Friction of materials can also generate static electricity. If the material itself is dirty, contains foreign objects, or if debris and filaments generated during cutting and slitting are not removed before use, foreign objects may be present in the final product due to static electricity adhesion. Personnel control: Everything is caused by human factors. Failure to comply with management regulations can lead to the deterioration of the dust-free environment.

4. Naked cutting can achieve good results with regular indentation and shrinkage caused by the squeezing of adhesive around the product.

Flat blade process technical points:

The following is based on a wooden die board.

1. Lower template cushioning method: Use PC board.

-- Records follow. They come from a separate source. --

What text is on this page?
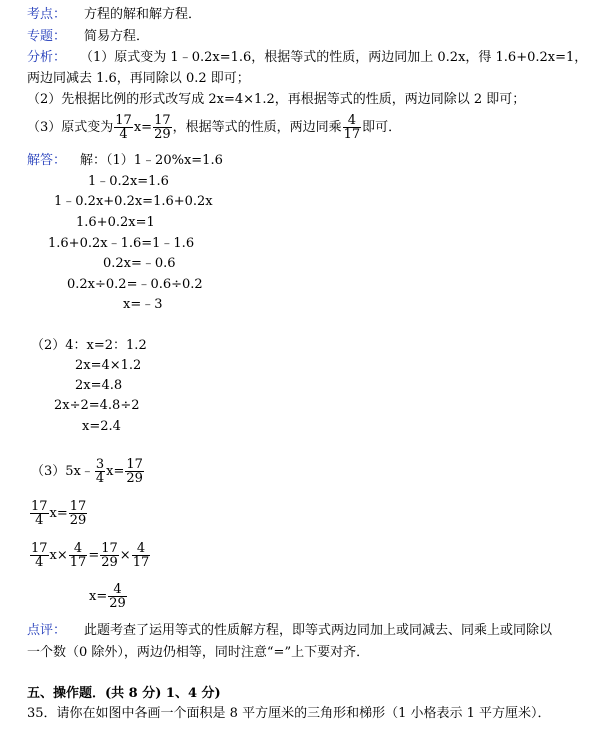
考点： 方程的解和解方程．
专题： 简易方程．
分析： （1）原式变为 1﹣0.2x=1.6，根据等式的性质，两边同加上 0.2x，得 1.6+0.2x=1，
两边同减去 1.6，再同除以 0.2 即可；
（2）先根据比例的形式改写成 2x=4×1.2，再根据等式的性质，两边同除以 2 即可；
（3）原式变为 $\frac{17}{4} x= \frac{17}{29}$ ，根据等式的性质，两边同乘 $\frac{4}{17}$ 即可．
解答： 解：（1）1﹣20%x=1.6
1﹣0.2x=1.6
1﹣0.2x+0.2x=1.6+0.2x
1.6+0.2x=1
1.6+0.2x﹣1.6=1﹣1.6
0.2x=﹣0.6
0.2x÷0.2=﹣0.6÷0.2
x=﹣3
（2）4：x=2：1.2
2x=4×1.2
2x=4.8
2x÷2=4.8÷2
x=2.4
（3）5x﹣ $\frac{3}{4} x= \frac{17}{29}$
$\frac{17}{4} x= \frac{17}{29}$
$\frac{17}{4} x\times \frac{4}{17} = \frac{17}{29} \times \frac{4}{17}$
$x= \frac{4}{29}$
点评： 此题考查了运用等式的性质解方程，即等式两边同加上或同减去、同乘上或同除以
一个数（0 除外），两边仍相等，同时注意“=”上下要对齐．
五、操作题．(共 8 分) 1、4 分)
35．请你在如图中各画一个面积是 8 平方厘米的三角形和梯形（1 小格表示 1 平方厘米）．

2. Blade: 30° single-edge blade. Total blade height: 23.6mm; Board thickness: commonly used boards are 20mm, but it is better to use 21-22mm boards. Confirm if the blade edge is flat and sharp. If there are notches, it can cause edge bubbles and jagged defects, and the blade should be replaced. If the blade edge is inward or outward rolled, it can also cause edge bubbles and jagged defects. Use a 2000# sandpaper to uniformly grind the blade edge in one direction, with even pressure (requires some experience).

Cushioning foam:

Use a 35° high-resilience cushioning foam, protruding approximately 0.5mm above the blade. After installing the cushioning foam, it needs to be compressed with air at least 100 times to completely fill the entire blade cavity. The commonly used cushioning foam will have reduced elasticity after multiple die-cuttings, affecting the die-cutting quality.

Flat blade structure: 

It is better to use a jump-cut design. Extend by 2-3mm on one side in the X direction and approximately 1mm on one side in the Y direction. If the mold is designed as a closed structure and directly cuts in one stroke, if the cushioning foam's elasticity is not good enough, it is most likely to cause indentation and more visible defects. In addition, for the closed structure, the interface between the wood board and the blade should be smooth. However, I always feel that the blade supplier's handling is not good enough. The jump-cut structure provides better results.

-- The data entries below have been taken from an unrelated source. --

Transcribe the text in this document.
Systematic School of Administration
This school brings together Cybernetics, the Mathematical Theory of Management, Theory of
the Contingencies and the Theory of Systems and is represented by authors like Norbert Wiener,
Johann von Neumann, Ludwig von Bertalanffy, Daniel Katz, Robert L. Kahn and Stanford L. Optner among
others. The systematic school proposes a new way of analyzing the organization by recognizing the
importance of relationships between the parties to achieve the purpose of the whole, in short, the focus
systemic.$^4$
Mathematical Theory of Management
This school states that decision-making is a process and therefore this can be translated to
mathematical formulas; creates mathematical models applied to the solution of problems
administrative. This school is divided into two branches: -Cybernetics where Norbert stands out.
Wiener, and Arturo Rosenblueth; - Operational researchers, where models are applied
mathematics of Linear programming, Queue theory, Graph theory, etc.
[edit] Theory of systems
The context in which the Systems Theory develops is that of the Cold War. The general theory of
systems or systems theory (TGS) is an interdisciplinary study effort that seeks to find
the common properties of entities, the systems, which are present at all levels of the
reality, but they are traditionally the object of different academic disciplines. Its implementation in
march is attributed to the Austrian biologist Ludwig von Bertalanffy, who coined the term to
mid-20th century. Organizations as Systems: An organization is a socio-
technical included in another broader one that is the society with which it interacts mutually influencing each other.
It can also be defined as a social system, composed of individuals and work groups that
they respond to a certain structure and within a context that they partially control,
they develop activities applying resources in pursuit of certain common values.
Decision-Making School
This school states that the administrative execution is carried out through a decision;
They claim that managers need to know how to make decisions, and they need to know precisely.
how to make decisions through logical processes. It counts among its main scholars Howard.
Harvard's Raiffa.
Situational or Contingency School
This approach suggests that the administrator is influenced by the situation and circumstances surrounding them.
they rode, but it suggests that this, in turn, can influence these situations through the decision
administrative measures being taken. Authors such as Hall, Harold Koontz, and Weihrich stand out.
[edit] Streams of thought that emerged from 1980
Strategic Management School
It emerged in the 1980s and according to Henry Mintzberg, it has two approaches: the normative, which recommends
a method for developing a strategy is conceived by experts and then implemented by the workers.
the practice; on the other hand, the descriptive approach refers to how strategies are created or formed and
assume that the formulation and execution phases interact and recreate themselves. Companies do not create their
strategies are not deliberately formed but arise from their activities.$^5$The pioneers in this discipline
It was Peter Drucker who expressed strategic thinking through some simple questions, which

The above summary mainly addresses solutions to the problem of poor indentation around OCA products. Some die-cutting factories also tried using etching or engraving knives for OCA products but were not successful. The main reasons include blades not being sharp enough, single-edge blade effects not being achieved, and finding the right cushioning foam, among others. The common issues are adhesive shrinkage and significant indentation. During the R&D stage in 2007, it took a long time to overcome these issues, and eventually, the use of mirror blades was successful, so there was no further attempt to change the mold type. If the cleanliness conditions are excellent, flat blades can still be used for naked cutting. Whether it is an etching knife, engraving knife, or wooden die, beautiful products can be made.

Regarding waste removal, the biggest concern is adhesive re-sticking, where the product adhesive and waste adhesive stick together. During waste removal, they pull and tear each other, resulting in uneven cross-sections—a similar appearance to excess adhesive. Additionally, the waste removal angle should be carefully controlled. It is recommended to separate the waste of the release film from the waste of the adhesive. As for bubble problems, it is important to clearly understand where the bubbles occur, whether between the OCA adhesive and the heavy-release film or between the light-release film and the OCA adhesive. However, if a light-release film with appropriate release force is selected, the bubbles will disappear over time (of course, this also depends on the characteristics of the OCA adhesive).